Wer im neuen schwarz-gelben Koalitionsvertrag große Worte zur "Föderalismusreform" sucht, wird enttäuscht. "Die Beschlüsse der unabhängigen Föderalismuskommission gelten fort" , heißt es auf Seite 58. Föderalismus wird nicht das große Thema von Union und FDP in den kommenden vier Jahren sein. Vielmehr hofft man auf geräuschloses Funktionieren desselben. Denn mit der Neubeziehung zwischen den 16 deutschen Ländern und dem Bund hat sich davor bereits die große Koalition jahrelang beschäftigt - um nicht zu sagen: gequält. Herausgekommen ist die "Mutter aller Reformen" , wie es Bundeskanzlerin Angela Merkel, die übrigens in Regierungskreisen selbst "Mutti" genannt wird, einmal formulierte.
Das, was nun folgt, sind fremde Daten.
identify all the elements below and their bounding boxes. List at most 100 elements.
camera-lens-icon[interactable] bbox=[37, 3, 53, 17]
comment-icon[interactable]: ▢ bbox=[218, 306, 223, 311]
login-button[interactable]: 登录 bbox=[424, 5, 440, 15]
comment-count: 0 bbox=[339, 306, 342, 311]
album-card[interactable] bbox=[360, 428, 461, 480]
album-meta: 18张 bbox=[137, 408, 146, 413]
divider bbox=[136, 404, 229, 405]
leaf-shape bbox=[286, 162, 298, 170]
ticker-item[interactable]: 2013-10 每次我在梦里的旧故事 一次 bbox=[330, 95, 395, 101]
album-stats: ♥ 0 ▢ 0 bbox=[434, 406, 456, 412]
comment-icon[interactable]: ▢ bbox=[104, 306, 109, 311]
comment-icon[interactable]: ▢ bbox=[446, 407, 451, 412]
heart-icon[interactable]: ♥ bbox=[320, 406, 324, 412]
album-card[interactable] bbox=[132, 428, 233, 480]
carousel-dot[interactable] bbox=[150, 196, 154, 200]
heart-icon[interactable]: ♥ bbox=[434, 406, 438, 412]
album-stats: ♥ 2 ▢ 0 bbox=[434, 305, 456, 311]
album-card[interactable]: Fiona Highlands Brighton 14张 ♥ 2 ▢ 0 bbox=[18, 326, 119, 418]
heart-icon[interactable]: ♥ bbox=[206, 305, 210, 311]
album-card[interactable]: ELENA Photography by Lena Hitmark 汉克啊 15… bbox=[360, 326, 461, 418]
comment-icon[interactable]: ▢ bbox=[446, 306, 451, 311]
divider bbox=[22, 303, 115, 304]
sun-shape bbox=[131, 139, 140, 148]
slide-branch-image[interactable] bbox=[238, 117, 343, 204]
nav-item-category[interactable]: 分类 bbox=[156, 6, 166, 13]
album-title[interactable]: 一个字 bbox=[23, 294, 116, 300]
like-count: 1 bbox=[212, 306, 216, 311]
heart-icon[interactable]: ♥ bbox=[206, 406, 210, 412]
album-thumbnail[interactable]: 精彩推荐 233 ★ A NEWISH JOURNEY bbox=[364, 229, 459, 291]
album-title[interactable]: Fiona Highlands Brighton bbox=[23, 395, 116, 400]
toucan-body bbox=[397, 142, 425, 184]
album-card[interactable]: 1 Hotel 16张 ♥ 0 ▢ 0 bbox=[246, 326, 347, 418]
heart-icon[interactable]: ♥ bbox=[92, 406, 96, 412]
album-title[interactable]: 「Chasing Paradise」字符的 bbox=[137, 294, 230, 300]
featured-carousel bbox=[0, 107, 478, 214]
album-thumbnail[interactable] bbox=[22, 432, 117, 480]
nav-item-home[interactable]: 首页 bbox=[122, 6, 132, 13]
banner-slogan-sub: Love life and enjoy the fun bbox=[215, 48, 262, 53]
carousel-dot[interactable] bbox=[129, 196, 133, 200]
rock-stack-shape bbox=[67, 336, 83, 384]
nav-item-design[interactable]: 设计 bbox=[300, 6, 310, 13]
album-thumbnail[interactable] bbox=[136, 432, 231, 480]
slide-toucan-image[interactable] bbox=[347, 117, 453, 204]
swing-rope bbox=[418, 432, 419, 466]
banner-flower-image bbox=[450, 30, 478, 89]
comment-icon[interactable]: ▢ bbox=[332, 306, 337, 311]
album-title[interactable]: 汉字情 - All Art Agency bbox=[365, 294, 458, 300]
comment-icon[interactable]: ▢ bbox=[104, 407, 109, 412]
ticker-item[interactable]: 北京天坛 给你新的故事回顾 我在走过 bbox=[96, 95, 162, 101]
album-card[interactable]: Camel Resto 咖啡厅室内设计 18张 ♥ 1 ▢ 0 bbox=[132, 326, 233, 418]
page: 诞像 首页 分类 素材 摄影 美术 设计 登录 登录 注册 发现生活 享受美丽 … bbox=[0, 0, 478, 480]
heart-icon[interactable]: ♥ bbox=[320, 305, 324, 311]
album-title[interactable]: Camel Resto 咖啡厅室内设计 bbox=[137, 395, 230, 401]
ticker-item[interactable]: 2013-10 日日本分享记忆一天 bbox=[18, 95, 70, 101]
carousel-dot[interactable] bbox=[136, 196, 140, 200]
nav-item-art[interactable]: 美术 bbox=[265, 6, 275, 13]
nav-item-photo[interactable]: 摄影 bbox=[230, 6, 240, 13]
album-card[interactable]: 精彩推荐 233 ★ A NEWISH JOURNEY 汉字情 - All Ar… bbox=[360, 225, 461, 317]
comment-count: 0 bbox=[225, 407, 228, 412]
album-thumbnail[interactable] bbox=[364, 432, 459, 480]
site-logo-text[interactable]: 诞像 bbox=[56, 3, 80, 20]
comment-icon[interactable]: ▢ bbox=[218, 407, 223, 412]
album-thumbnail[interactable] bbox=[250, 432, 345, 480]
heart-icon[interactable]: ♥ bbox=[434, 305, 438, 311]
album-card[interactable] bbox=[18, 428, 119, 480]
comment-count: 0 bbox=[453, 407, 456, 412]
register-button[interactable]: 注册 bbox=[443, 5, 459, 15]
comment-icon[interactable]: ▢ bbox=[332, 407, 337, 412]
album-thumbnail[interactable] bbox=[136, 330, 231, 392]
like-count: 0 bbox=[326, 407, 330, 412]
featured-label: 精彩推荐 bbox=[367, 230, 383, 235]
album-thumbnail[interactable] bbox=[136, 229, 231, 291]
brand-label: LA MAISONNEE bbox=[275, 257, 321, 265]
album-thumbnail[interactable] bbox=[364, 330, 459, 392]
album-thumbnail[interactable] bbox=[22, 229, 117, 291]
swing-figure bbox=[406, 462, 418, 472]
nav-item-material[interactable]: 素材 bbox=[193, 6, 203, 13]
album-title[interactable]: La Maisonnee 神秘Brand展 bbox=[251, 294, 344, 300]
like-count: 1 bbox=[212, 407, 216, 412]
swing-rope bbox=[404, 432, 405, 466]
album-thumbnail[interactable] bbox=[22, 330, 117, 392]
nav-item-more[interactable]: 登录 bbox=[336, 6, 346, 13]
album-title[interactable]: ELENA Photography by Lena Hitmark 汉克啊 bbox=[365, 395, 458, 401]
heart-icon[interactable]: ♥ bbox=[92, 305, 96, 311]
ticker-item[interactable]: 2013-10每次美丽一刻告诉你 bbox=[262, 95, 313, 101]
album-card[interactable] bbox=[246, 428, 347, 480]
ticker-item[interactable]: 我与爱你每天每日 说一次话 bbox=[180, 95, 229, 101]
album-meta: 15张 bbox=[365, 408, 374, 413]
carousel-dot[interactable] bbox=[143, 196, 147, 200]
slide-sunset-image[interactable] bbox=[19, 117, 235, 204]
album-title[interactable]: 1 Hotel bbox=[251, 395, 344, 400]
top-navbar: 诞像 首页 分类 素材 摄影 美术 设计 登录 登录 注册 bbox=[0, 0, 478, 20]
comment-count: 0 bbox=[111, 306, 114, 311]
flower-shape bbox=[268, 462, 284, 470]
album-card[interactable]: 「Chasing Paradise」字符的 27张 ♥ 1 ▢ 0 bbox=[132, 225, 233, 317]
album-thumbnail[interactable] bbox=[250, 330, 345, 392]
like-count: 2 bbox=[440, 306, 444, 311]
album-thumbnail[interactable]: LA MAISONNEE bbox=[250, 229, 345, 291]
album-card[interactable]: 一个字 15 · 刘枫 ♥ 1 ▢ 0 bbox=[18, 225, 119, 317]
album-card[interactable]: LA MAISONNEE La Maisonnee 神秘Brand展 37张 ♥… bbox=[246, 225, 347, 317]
Zu teuer, nicht effizient genug, äußerst zeitraubend - so beschrieben viele deutsche Politiker das System, bevor sie sich an dessen Reform wagten. Im Sommer 2006 war es dann so weit: Die Föderalismusreform I war ausverhandelt. Diese brachte den Deutschen die umfassendste Änderung der Verfassung seit Gründung der Bundesrepublik im Jahr 1949 und eine Entflechtung der Kompetenzen von Bund und Ländern. So sank die Zahl der Bundesgesetze, die auch den Bundesrat passieren müssen, von 60 auf 30 Prozent.

Bund mischt mit Geld mit

Die Länder erhielten mehr Kompetenzen in den Bereichen Schule, Universitäten und Beamtenbesoldung. Das bedeutet aber nicht, dass jedes Land nun bei der Bildung machen kann, was es will. Im Gegenteil: Es kann zwar Lehrpläne gestalten, aber der Großteil des Geldes für diesen Bereich kommt vom Bund. Er mischt also doch mit.
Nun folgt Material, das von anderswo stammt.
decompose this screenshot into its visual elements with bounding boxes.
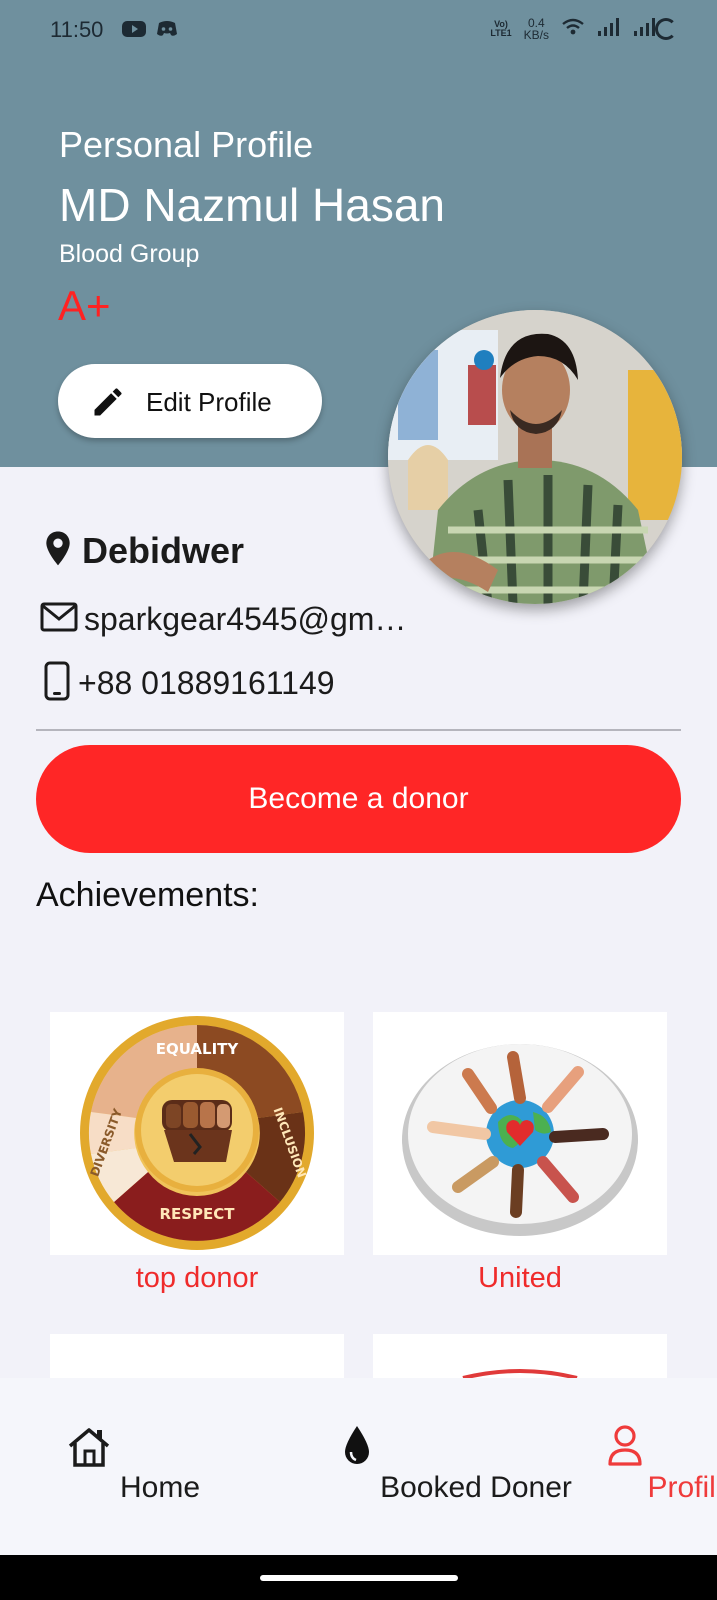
youtube-icon	[122, 20, 146, 43]
blood-drop-icon	[342, 1424, 372, 1471]
location-pin-icon	[44, 530, 72, 573]
diversity-badge-image: EQUALITY INCLUSION RESPECT DIVERSITY	[80, 1016, 314, 1250]
achievement-label: United	[478, 1262, 562, 1294]
bottom-nav: Home Booked Doner Profile	[0, 1378, 717, 1555]
status-time: 11:50	[50, 17, 104, 42]
achievement-card[interactable]	[50, 1334, 344, 1378]
nav-item-profile[interactable]: Profile	[560, 1378, 717, 1555]
net-speed: 0.4 KB/s	[524, 17, 549, 41]
status-bar: 11:50 Vo) LTE1 0.4 KB/s	[0, 0, 717, 60]
nav-label-profile: Profile	[647, 1471, 717, 1504]
phone-row: +88 01889161149	[44, 660, 335, 706]
net-speed-unit: KB/s	[523, 28, 549, 42]
nav-item-booked-doner[interactable]: Booked Doner	[236, 1378, 572, 1555]
become-donor-button[interactable]: Become a donor	[36, 745, 681, 853]
united-hands-badge-image	[402, 1044, 638, 1236]
red-badge-image	[462, 1369, 578, 1378]
wifi-icon	[561, 17, 585, 42]
location-row: Debidwer	[44, 528, 244, 574]
loading-ring-icon	[655, 18, 677, 40]
signal-icon	[597, 17, 621, 42]
blood-group-label: Blood Group	[59, 240, 200, 268]
nav-item-home[interactable]: Home	[20, 1378, 200, 1555]
achievement-card[interactable]: EQUALITY INCLUSION RESPECT DIVERSITY	[50, 1012, 344, 1255]
volte-indicator: Vo) LTE1	[490, 20, 511, 38]
pencil-icon	[90, 384, 126, 425]
blood-group-value: A+	[58, 282, 111, 329]
home-gesture-handle[interactable]	[260, 1575, 458, 1581]
achievement-card[interactable]	[373, 1012, 667, 1255]
avatar[interactable]	[388, 310, 682, 604]
achievements-title: Achievements:	[36, 876, 259, 914]
email-text: sparkgear4545@gm…	[84, 600, 407, 637]
profile-screen: 11:50 Vo) LTE1 0.4 KB/s Personal Profile…	[0, 0, 717, 1600]
location-text: Debidwer	[82, 530, 245, 571]
mail-icon	[40, 602, 78, 637]
volte-bottom: LTE1	[490, 28, 512, 38]
phone-text: +88 01889161149	[78, 664, 335, 701]
edit-profile-button[interactable]: Edit Profile	[58, 364, 322, 438]
divider	[36, 729, 681, 731]
signal-icon	[633, 17, 657, 42]
badge-word: RESPECT	[159, 1205, 235, 1223]
nav-label-home: Home	[119, 1471, 201, 1504]
discord-icon	[156, 20, 178, 43]
achievement-card[interactable]	[373, 1334, 667, 1378]
user-name: MD Nazmul Hasan	[59, 179, 445, 231]
email-row: sparkgear4545@gm…	[40, 596, 406, 642]
badge-word: EQUALITY	[156, 1040, 240, 1058]
achievement-label: top donor	[135, 1262, 259, 1294]
home-icon	[66, 1426, 112, 1473]
phone-icon	[44, 661, 70, 706]
status-right-group: Vo) LTE1 0.4 KB/s	[490, 14, 657, 44]
edit-profile-label: Edit Profile	[146, 387, 272, 417]
person-icon	[606, 1424, 644, 1471]
page-title: Personal Profile	[59, 124, 314, 165]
Recht frei hingegen sind die Länder bei den Ladenöffnungszeiten. Doch auch der Bund bekam im Gegenzug mehr Kompetenzen, etwa bei Befugnissen des Bundeskriminalamtes zur Terrorabwehr.

Ein heikles Thema aber sparte sich die große Koalition bis zum Schluss auf: Die Neuregelung der Finanzbeziehungen zwischen Bund und Ländern. Dieser Teil, Föderalismusreform II genannt, trat erst im Wahljahr 2009 in Kraft.
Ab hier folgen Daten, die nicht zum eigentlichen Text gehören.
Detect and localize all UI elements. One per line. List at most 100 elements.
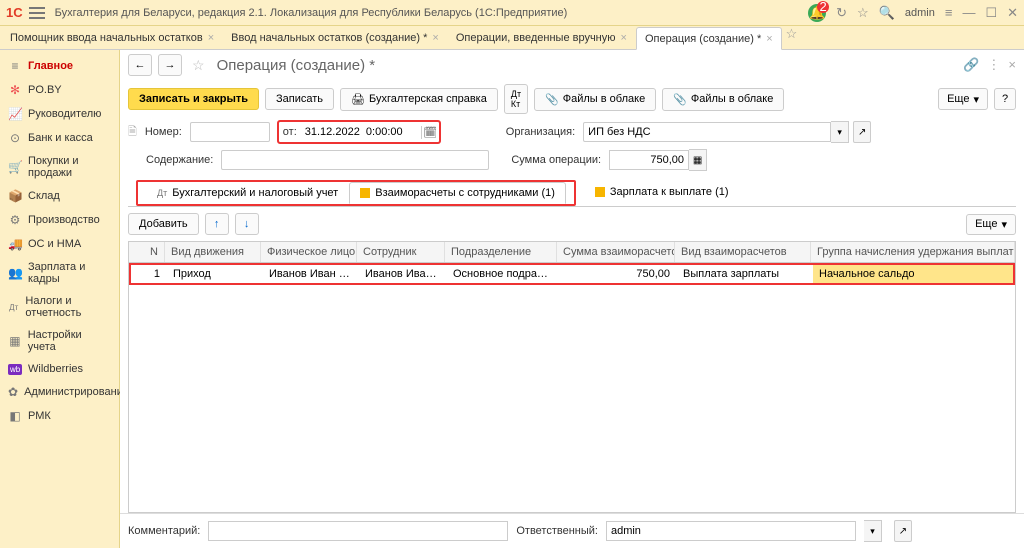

Kernstück ist eine sogenannte "Schuldenbremse" . Um die enorme Schuldenlast Deutschlands abzubauen, wird in der Verfassung festgeschrieben, dass Bund und Länder ab 2011 die Neuverschuldung so zurückfahren, dass die Länder ab 2020 überhaupt keine neuen Kredite mehr aufnehmen.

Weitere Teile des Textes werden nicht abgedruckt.